Clelia Cafiero : après Tchaïkovski, Berlioz !
© Christophe Nève
Nous avions découvert la jeune cheffe Clelia Cafiero à l’occasion d’une représentation de La Dame de Pique à Marseille, où elle avait accompli l’exploit peu commun d’accompagner les chanteurs au piano pendant toute la durée du spectacle, l’orchestre ne pouvant se produire en raison de la pandémie !
(Voyez ici l’interview qu’elle avait alors accordée à Hervé Casini). Sa gestuelle, d’une extrême précision, permet d’obtenir de l’Orchestre National des Pays de Loire une remarquable netteté dans les attaques.

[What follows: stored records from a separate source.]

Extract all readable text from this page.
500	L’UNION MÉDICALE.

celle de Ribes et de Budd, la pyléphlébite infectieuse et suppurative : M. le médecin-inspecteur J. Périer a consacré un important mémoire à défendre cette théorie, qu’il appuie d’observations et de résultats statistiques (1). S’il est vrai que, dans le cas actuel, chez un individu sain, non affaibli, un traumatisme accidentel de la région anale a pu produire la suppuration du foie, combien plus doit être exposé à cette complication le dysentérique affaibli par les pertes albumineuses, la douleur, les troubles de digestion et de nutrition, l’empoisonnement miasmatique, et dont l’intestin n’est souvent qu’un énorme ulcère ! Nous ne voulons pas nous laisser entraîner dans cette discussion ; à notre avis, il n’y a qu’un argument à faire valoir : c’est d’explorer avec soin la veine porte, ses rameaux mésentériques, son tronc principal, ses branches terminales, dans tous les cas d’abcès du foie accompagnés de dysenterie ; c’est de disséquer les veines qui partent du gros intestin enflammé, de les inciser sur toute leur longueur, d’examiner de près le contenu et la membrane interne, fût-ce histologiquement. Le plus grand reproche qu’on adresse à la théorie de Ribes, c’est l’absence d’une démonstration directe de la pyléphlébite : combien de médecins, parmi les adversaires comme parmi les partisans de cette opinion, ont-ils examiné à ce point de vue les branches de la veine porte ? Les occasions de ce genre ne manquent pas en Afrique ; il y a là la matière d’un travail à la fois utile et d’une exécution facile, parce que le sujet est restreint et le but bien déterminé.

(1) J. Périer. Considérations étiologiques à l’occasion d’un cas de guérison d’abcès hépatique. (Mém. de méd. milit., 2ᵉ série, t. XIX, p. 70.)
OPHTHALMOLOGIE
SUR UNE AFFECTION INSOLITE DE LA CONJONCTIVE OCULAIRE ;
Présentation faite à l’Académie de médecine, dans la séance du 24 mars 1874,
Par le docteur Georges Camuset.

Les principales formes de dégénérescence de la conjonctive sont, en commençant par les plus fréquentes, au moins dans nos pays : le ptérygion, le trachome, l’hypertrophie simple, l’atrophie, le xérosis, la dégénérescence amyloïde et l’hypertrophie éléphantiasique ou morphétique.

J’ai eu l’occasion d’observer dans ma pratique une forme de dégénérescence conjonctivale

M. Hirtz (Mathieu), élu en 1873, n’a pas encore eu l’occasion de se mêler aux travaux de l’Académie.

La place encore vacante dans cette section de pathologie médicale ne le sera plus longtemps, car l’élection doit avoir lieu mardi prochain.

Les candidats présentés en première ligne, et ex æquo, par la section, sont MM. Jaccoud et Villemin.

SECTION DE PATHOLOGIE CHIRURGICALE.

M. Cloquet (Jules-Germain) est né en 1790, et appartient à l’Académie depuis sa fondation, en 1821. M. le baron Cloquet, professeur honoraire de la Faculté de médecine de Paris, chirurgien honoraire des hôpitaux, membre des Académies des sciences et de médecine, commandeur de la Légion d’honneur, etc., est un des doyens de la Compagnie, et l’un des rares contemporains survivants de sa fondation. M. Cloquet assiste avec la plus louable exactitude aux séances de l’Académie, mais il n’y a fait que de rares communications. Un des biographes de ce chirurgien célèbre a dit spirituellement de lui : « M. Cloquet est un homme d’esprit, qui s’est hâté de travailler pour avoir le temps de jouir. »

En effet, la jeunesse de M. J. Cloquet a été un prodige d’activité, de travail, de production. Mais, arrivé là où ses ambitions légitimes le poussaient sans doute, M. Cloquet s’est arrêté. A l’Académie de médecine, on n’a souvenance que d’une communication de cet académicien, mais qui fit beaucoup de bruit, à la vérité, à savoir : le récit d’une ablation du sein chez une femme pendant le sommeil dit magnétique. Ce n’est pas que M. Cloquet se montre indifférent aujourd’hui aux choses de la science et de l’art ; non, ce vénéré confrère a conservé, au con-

Comme la veille dans L’Enfance du Christ, l’ONPL brille par son habileté à conférer à chaque page les couleurs et l’atmosphère idoines. Clelia Cafiero joue la carte de la (relative) sobriété, ce qui peut paraître étonnant dans une page aussi clinquante et rutilante que le Carnaval romain. Au déferlement sonore, la cheffe préfère la transparence et la superposition limpide des différentes parties de l’orchestre, ou encore le dialogue entre les instruments : mille détails qui nous échappent bien souvent nous sautent alors aux oreilles, et c’est par ces nouvelles voies plutôt que par la seule puissance sonore ou le jeu de contrastes exacerbés qu’elle parvient à rendre la fougue, le brillant, l’irrésistible entrain du Carnaval. La démarche trouve quelques limites dans les moments les plus tragiques et les plus tendus de Cléopâtre (les sections médianes notamment : « Non, de vos demeures funèbres… » par exemple) qui appellent selon nous un feu, une urgence plus marqués. Mais à ce détail près, la lecture de la cheffe convainc pleinement, et son amour pour la musique de Berlioz transparaît à chaque instant. Signalons également l’excellente tenue du Chœur Angers Nantes Opéra, placé en hauteur, sur les côtés, au niveau du premier balcon, donc derrière Clelia Cafiero – ce qui rend particulièrement plaisantes les allusions de Lélio au fait que les choristes mal placés ne peuvent bien suivre les directives du chef et ont une fâcheuse tendance à « retarder » !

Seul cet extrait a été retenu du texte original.